Many readers will recognise these words as coming from the introductory sequence to Peter Jackson’s films of The Lord of the Rings. In the film these words are given to Galadriel and they set the scene for the story that is to be told. Tolkien gives the words to Treebeard and they come near the end of the story when Treebeard meets Galadriel and Celeborn at Isengard. It forms part of a narrative of farewells. The bitter parting of Elrond and Arwen; the parting between Merry and Éowyn and Éomer and now the parting between Treebeard, Celeborn and Galadriel. If Merry’s farewell to Rohan and, in particular, to Éowyn with whom he shared so much and achieved so much, belongs to the poignant but normal shape of human lives, the partings of Elrond and Arwen and of Treebeard, Celeborn and Galadriel belong to the passing away of an age, indeed in Tolkien’s legendarium, a passing away of three ages. The mythological world that Tolkien spent a lifetime in creating is drawing to its close and the historical world that is our normal experience is beginning.

Of course there is no clean break between the two. Aragorn, who is the founding king of this new world, belongs to both. He understands his descent from Eärendil who was father to Elrond of Rivendell and he grew up himself in Elrond’s house. Arwen of Rivendell is his wife and queen and the elves of Thranduil’s realm in the green wood aid Faramir and Éowyn in the resoration of Ithilien while the dwarves of Erebor aid Aragorn and Arwen in the restoration of Minas Tirith and Treebeard and the Ents help to restore the forest around the land that Saruman spoilt, but each of these peoples are passing away until all that is left of Faerie is that sense that one is sometimes given in a woodland glade or a by a stream in a mountain glen of a memory of a presence from long ago, of a memory that is not your own, and a longing for something that you seem to recognise and yet is not a part of your story at least as far as you can tell.

There are moments when I long to try to do as Lucy does in C.S Lewis’s Prince Caspian and to try to reawaken the trees but I am aware that I do not live in Narnia but in the world of That Hideous Strength in which Merlin is forbidden from doing as Lucy was commanded to do in Narnia by Aslan.

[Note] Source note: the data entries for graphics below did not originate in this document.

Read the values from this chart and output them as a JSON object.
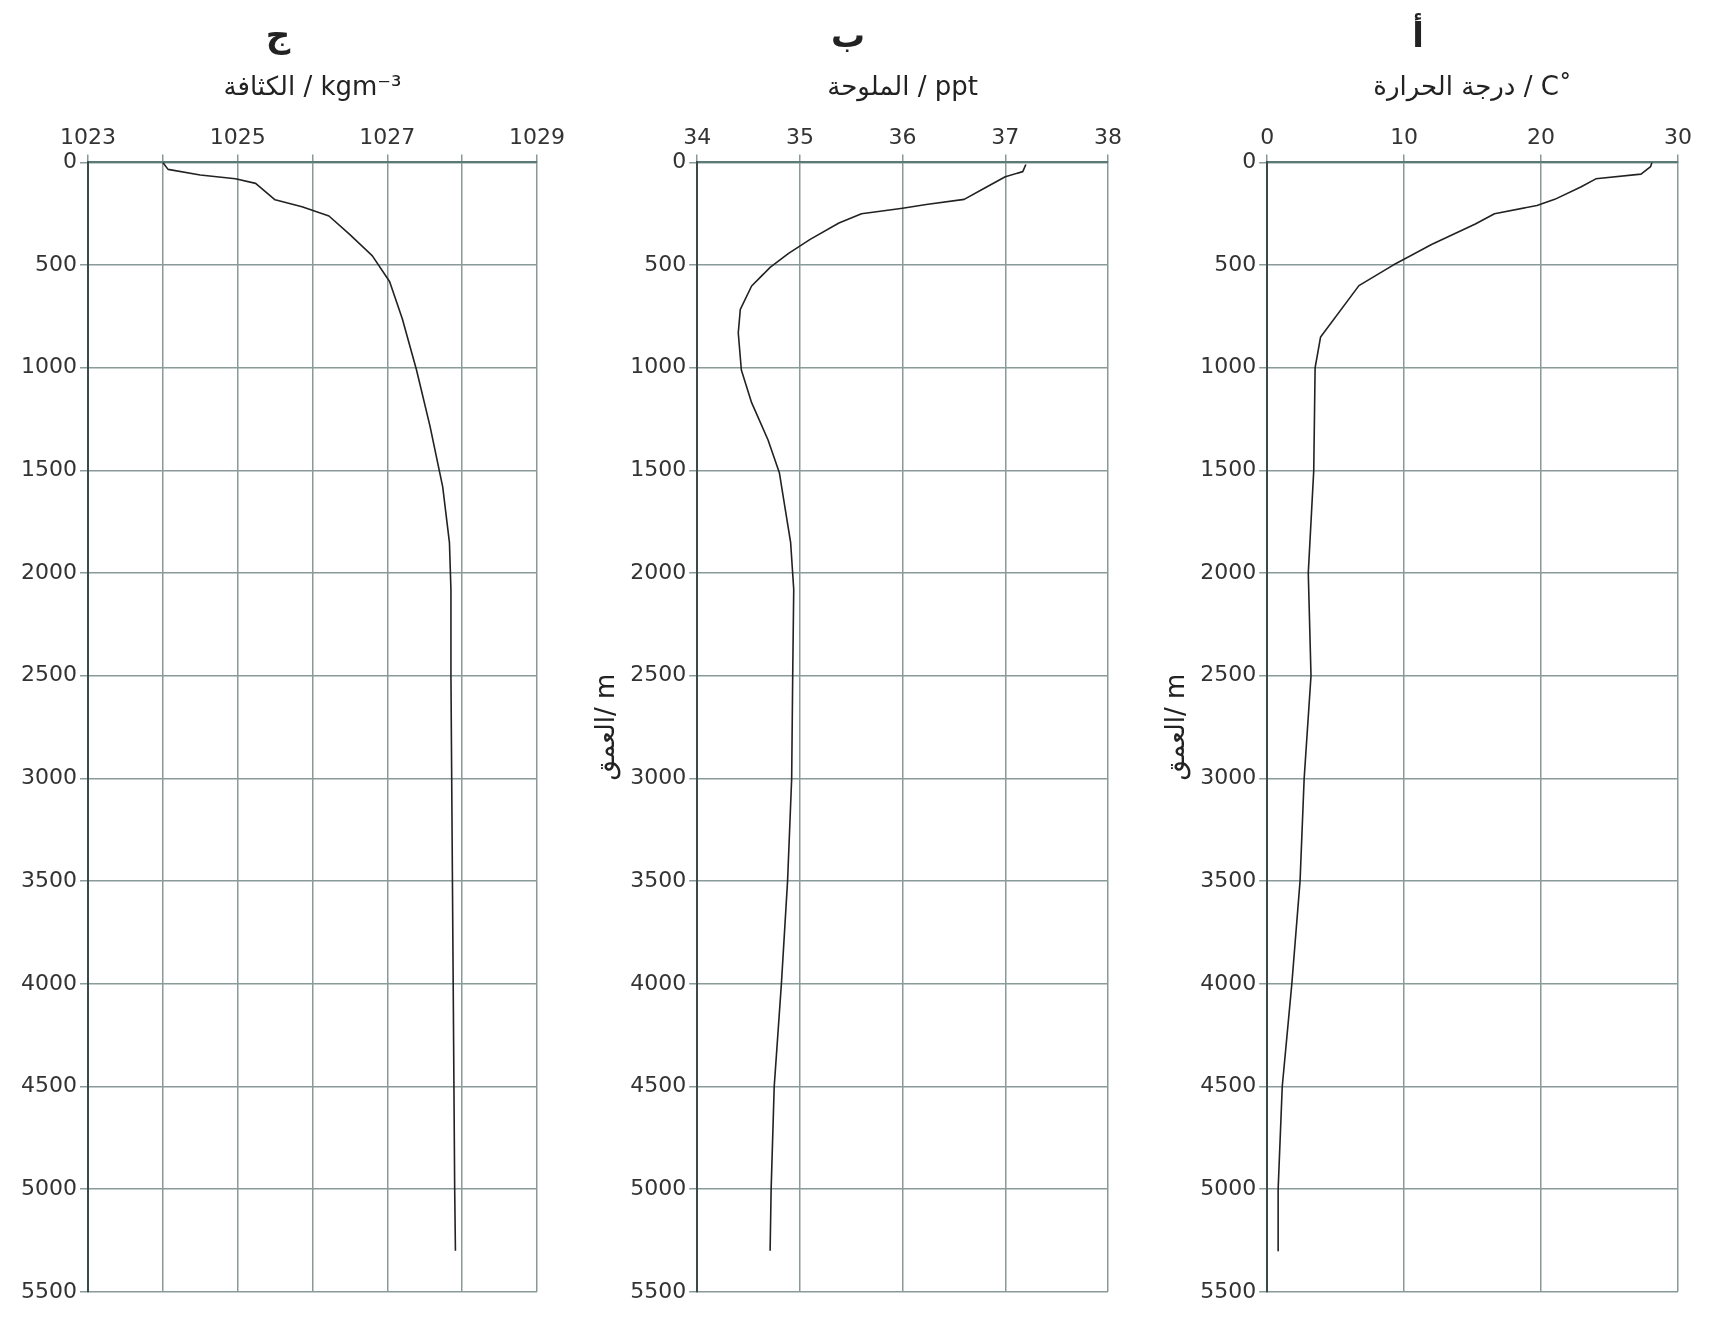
{
  "chart_data": [
    {
      "type": "line",
      "title": "أ",
      "xlabel": "درجة الحرارة / C˚",
      "ylabel": "العمق/ m",
      "xlim": [
        0,
        30
      ],
      "xticks": [
        0,
        10,
        20,
        30
      ],
      "ylim": [
        5500,
        0
      ],
      "yticks": [
        0,
        500,
        1000,
        1500,
        2000,
        2500,
        3000,
        3500,
        4000,
        4500,
        5000,
        5500
      ],
      "grid": true,
      "marker": "none",
      "legend": false,
      "series": [
        {
          "color": "#222222",
          "x": [
            28.1,
            28,
            27.3,
            24,
            22.9,
            21,
            19.7,
            16.6,
            15.2,
            12,
            9.2,
            6.7,
            3.9,
            3.5,
            3.4,
            3,
            3.2,
            2.7,
            2.4,
            1.8,
            1.1,
            0.8,
            0.8
          ],
          "values": [
            0,
            20,
            57,
            80,
            120,
            180,
            210,
            250,
            300,
            400,
            500,
            600,
            850,
            1000,
            1500,
            2000,
            2500,
            3000,
            3500,
            4000,
            4500,
            5000,
            5300
          ]
        }
      ]
    },
    {
      "type": "line",
      "title": "ب",
      "xlabel": "الملوحة / ppt",
      "ylabel": "العمق/ m",
      "xlim": [
        34,
        38
      ],
      "xticks": [
        34,
        35,
        36,
        37,
        38
      ],
      "ylim": [
        5500,
        0
      ],
      "yticks": [
        0,
        500,
        1000,
        1500,
        2000,
        2500,
        3000,
        3500,
        4000,
        4500,
        5000,
        5500
      ],
      "grid": true,
      "marker": "none",
      "legend": false,
      "series": [
        {
          "color": "#222222",
          "x": [
            37.2,
            37.17,
            37,
            36.8,
            36.6,
            36.23,
            36,
            35.6,
            35.38,
            35.1,
            34.89,
            34.71,
            34.53,
            34.42,
            34.4,
            34.43,
            34.53,
            34.69,
            34.8,
            34.91,
            34.94,
            34.93,
            34.92,
            34.88,
            34.82,
            34.75,
            34.72,
            34.71
          ],
          "values": [
            10,
            45,
            70,
            125,
            180,
            205,
            223,
            250,
            295,
            375,
            443,
            511,
            602,
            716,
            830,
            1011,
            1170,
            1352,
            1511,
            1852,
            2080,
            2500,
            3000,
            3500,
            4000,
            4500,
            5000,
            5300
          ]
        }
      ]
    },
    {
      "type": "line",
      "title": "ج",
      "xlabel": "الكثافة / kgm⁻³",
      "xlim": [
        1023,
        1029
      ],
      "xticks": [
        1023,
        {
          "value": 1024,
          "label": null
        },
        1025,
        {
          "value": 1026,
          "label": null
        },
        1027,
        {
          "value": 1028,
          "label": null
        },
        1029
      ],
      "ylim": [
        5500,
        0
      ],
      "yticks": [
        0,
        500,
        1000,
        1500,
        2000,
        2500,
        3000,
        3500,
        4000,
        4500,
        5000,
        5500
      ],
      "grid": true,
      "marker": "none",
      "legend": false,
      "series": [
        {
          "color": "#222222",
          "x": [
            1024,
            1024.07,
            1024.5,
            1024.97,
            1025.24,
            1025.5,
            1025.86,
            1026.22,
            1026.5,
            1026.8,
            1027.03,
            1027.2,
            1027.39,
            1027.57,
            1027.74,
            1027.83,
            1027.85,
            1027.85,
            1027.88,
            1027.9,
            1027.91
          ],
          "values": [
            0,
            34,
            61,
            80,
            102,
            182,
            216,
            261,
            352,
            455,
            580,
            761,
            1011,
            1284,
            1580,
            1852,
            2080,
            2500,
            4000,
            5000,
            5300
          ]
        }
      ]
    }
  ]
}
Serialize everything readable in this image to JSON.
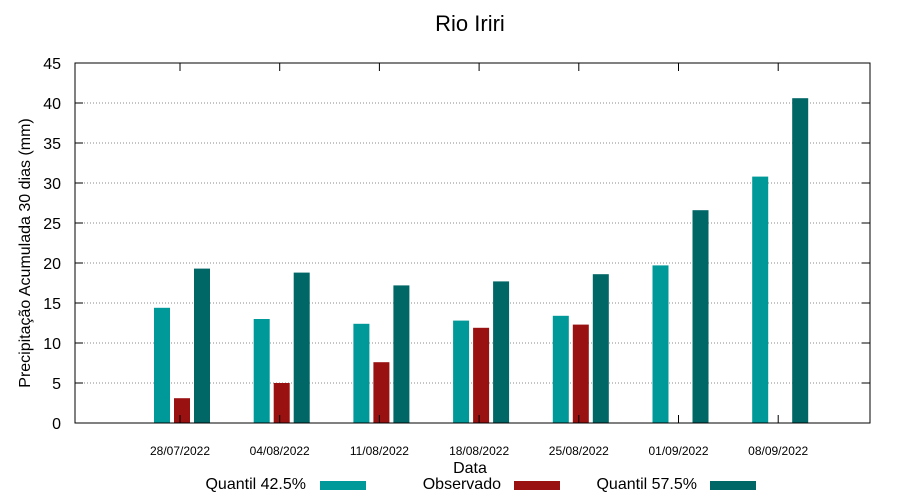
{
  "chart_data": {
    "type": "bar",
    "title": "Rio Iriri",
    "xlabel": "Data",
    "ylabel": "Precipitação Acumulada 30 dias (mm)",
    "ylim": [
      0,
      45
    ],
    "yticks": [
      0,
      5,
      10,
      15,
      20,
      25,
      30,
      35,
      40,
      45
    ],
    "grid": true,
    "legend_position": "bottom",
    "categories": [
      "28/07/2022",
      "04/08/2022",
      "11/08/2022",
      "18/08/2022",
      "25/08/2022",
      "01/09/2022",
      "08/09/2022"
    ],
    "series": [
      {
        "name": "Quantil 42.5%",
        "color": "#009999",
        "values": [
          14.4,
          13.0,
          12.4,
          12.8,
          13.4,
          19.7,
          30.8
        ]
      },
      {
        "name": "Observado",
        "color": "#991111",
        "values": [
          3.1,
          5.0,
          7.6,
          11.9,
          12.3,
          null,
          null
        ]
      },
      {
        "name": "Quantil 57.5%",
        "color": "#006666",
        "values": [
          19.3,
          18.8,
          17.2,
          17.7,
          18.6,
          26.6,
          40.6
        ]
      }
    ]
  }
}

Just like the community of St Anne’s, of Logres in Britain, my task is to live faithfully in my own time and to await the age that is to come, seeking to keep alive the hope to which Ransom and his companions bear witness.

What is clear in Tolkien’s tale is that his faithful witnesses do not know what lies ahead. Elrond’s parting from Arwen is bittern for it “it should endure beyond the ends of the world”. When Treebeard says “I do not think we shall meet again”, Celeborn replies: “I do not know, Eldest” but Galadriel says: “Not in Middle-earth, nor until the lands that lie under the wave are lifted up again. Then in the willow-meads of Tasarinan we may meet in the Spring.”

Galadriel, of all the major figures of the mythological world, has hope of a restoration at the end of all things that is also a springtime of all things. Beleriand and maybe Númenor also, lands that lie under the floods that ended the First and the Second Ages will rise again. It is Galadriel who perhaps most clearly recognises that her world is passing away and who knows that if a memory of that world, the mythology of England that Tolkien sought to create, is to remain, then it is Aragorn, the King Elessar, who will keep the memory alive. As we have seen it is Galadriel who encourages the growing love between Aragorn and Arwen,  something that breaks Elrond’s heart, and Galadriel who gives Aragorn the Elessar stone to remind him of the hope that he is. She, like Arwen, says her yes in faith and hope and love to the world that is to be.